Krige J E, Worthley C S, Terblanche J
Department of Surgery, University of Cape Town, South Africa.
HPB Surg. 1990;3(1):39-43; discussion 43-5. doi: 10.1155/1990/46171.
Survival following major juxtahepatic venous injury is rare in blunt liver trauma despite the use of intracaval shunting. Prolonged liver arterial inflow control, total hepatic venous isolation and lobectomy without shunting was used in a patient to repair a combined vena caval and hepatic venous injury after blunt liver injury. An extended period of normothermic hepatic ischemia was tolerated.

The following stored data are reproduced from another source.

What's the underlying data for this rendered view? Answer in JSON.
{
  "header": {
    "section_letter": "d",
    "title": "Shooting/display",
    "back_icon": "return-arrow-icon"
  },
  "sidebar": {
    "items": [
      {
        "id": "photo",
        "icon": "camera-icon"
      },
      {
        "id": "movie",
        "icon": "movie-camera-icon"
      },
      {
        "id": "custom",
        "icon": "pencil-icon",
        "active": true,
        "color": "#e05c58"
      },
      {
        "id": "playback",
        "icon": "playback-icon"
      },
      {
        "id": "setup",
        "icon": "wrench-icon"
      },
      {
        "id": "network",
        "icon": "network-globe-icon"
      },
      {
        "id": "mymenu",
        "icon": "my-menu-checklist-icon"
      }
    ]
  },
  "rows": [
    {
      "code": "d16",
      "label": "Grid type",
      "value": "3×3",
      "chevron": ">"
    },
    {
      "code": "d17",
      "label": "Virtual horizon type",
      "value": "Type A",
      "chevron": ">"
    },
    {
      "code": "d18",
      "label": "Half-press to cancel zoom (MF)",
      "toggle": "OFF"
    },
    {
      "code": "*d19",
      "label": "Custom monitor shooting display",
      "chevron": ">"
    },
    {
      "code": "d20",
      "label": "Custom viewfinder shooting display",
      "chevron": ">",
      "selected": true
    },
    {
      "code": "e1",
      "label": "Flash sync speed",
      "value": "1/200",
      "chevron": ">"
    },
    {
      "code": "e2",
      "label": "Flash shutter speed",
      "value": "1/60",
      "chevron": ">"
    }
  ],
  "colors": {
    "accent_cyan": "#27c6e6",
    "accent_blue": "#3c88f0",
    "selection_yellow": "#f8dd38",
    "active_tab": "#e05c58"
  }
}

Early recognition of retrohepatic venous injury and temporary liver packing to control bleeding and correct hypovolemia are essential before caval occlusion. Hepatic vascular isolation without shunting is an effective simple alternative technique allowing major venous repair in complex liver trauma.
尽管使用了腔静脉分流术,但在钝性肝外伤中,主要肝旁静脉损伤后的存活情况仍然罕见。一名患者在钝性肝损伤后出现腔静脉和肝静脉联合损伤,采用了延长肝动脉血流控制、完全肝静脉隔离和无分流的肝叶切除术进行修复。患者耐受了较长时间的常温肝缺血。在腔静脉闭塞之前,早期识别肝后静脉损伤并进行临时肝填塞以控制出血和纠正低血容量至关重要。无分流的肝血管隔离是一种有效的简单替代技术,可用于复杂肝外伤中的主要静脉修复。